As igrejas levam à recordação dos museus ´
o Ipiranga onde meu Pai e meu tio Padre me levaram
para ver a cama em que D. Pedro I dormira,
o depósito de arte do Louvre,
a beleza despojada da National Gallery
o encontro tão próximo do MASP
dentro da obra-de-arte de Lina Bo Bard,
os claro-escuros do Museu de Rembrandt,
Goya, El Greco, Picasso, Miro no Prado.
Pendurados na parede da lembrança
Os pintores mais perto de mim –
Van Gogh e os corvos no campo de trigo,
Toulousi Lautria e os saltimbancos
Cézanne e suas moças róseas
Modi e os olhos de suas mulheres
El Greco e suas imagens atormentadas
E os brasileiros –
Archimedes e o seu rio,
Candinho e sua colona de café
Gassman e seus cães espantados
O italianinho, cujo nome não vem,
e as suas marinhas
Guignard, suas igrejas e o marinheiro
em roupa de domingo
As mulatas gauguinianas de Di.
Quadros das coisas, dos números, de vida,
dos sonhos e do faz-de-conta.
Na lista das bibliotecas –
a da União Operária em Araraquara
onde o francês do Colégio Progresso
me ensinou Baudelauire –
muito depois vieram Rimbaud, Verlaine e Mallarmé
A do Colégio Estadual de Araraquara
e os 600 livros doados por Mario –
a abertura para o mundo
Aquela do foyer do Sto. Estevão em Pax –
tão lindo e tão abandonado, o carinho
de Leandro Guerrini para o moço estudante .
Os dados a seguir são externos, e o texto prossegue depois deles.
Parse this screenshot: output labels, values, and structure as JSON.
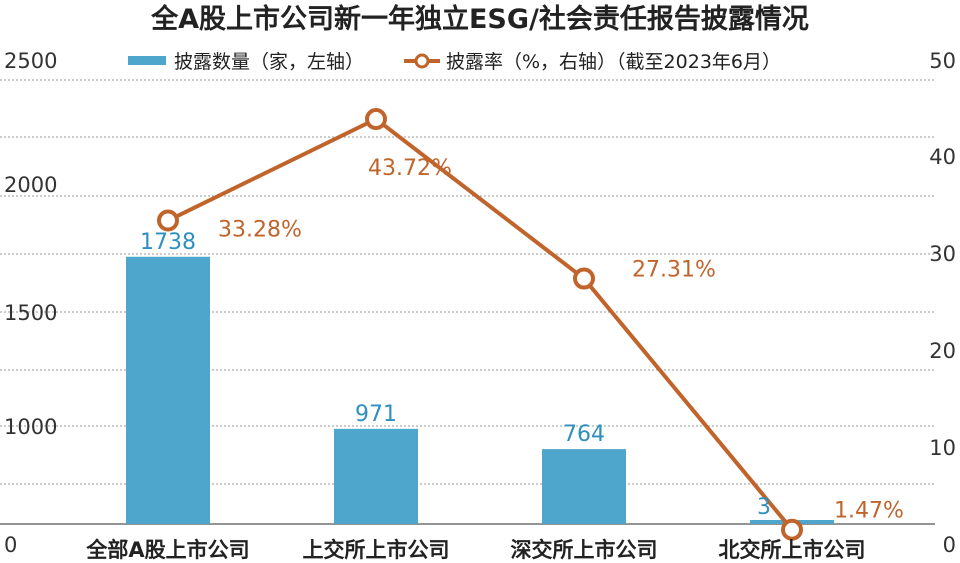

O milhão de livros de Berkeley –
um deles, o do parente (?)
Orlando Malavolti do século XVI
mais tarde, os da ESALQ, do IAC, do CENA
O presente, talvez o futuro e a poeira dos tempos.
Depois de amanhã haverá mais alguma coisa
para guardar e passar pela retina da memória?
Pira 11.08.2006
Para: MMLS, NM, VPA, WAF
e
CEN, JC, SÃO, TY
(Ilustração: Araken Martins)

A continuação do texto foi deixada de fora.